Tuned in to his experience as a jazz pianist and assistant professor at Purchase’s Conservatory of Music, Peter Malinverni taught a music theory program at the academy last year. Students learned “the musical basics” and took instrumental lessons, said Malinverni, a UUPer.
This year, he is administering the academy’s music theory and instrumental music program. Building on last year’s efforts, woodwind instruction was added to the “already thriving guitar program,” and Malinverni hopes to add a new class and a new instrument each year.
The elective allows students to “embark on what can be a lifelong journey in search of many things — most importantly, themselves — through music,” Malinverni said.
Throughout the school year, the magnet students gain access to the campus’ resources — computers, the library and college faculty — in academics as well as arts.
Experts in their disciplines, such as UUPers Nancy Foner and Peter Bell, are brought in to teach anthropology and economics, respectively, through the academy’s social studies curriculum. Chemistry professor Peter Corfield broadens the horizons of academy students by teaching them about cutting-edge research conducted in his field.
The school is striving to “bridge between a college setting and high school students,” said Marguerite Jones, the academy’s principal. She expressed great appreciation for Anderson’s efforts in getting the academy under way.

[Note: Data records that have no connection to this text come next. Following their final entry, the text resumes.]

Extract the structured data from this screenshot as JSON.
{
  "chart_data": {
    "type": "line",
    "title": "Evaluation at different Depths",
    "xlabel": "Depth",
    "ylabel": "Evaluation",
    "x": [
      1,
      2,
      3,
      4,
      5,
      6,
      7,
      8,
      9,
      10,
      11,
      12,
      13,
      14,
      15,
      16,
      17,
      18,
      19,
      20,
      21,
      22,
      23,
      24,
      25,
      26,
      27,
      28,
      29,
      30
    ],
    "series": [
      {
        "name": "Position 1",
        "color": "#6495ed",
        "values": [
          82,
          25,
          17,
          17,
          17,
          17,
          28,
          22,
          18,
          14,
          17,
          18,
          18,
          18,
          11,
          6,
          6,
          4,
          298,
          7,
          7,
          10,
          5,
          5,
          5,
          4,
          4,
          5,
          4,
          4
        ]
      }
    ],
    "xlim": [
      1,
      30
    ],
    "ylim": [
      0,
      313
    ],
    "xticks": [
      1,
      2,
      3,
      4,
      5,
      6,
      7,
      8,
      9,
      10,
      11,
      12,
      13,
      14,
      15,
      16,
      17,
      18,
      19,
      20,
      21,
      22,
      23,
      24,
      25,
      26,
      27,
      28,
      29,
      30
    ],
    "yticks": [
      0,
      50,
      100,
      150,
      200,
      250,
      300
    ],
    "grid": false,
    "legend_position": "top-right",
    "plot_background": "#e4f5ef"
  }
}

“Mary Beth Anderson is the reason the magnet is operating,” Jones said, noting that 113 students are now enrolled. Students apply for admission to the academy and are chosen by referral or by lottery.
Purchase faculty are enthusiastic about being part of the first program in the nation that is taking this new direction. It is the first public college to collaborate in a magnet with three area school districts through a federal magnet school grant, according to Steven Brockhouse, senior program officer with the U.S. Department of Education.
“We’re doing something exciting that hasn’t been done elsewhere and will serve as a model for other public institutions,” Anderson said.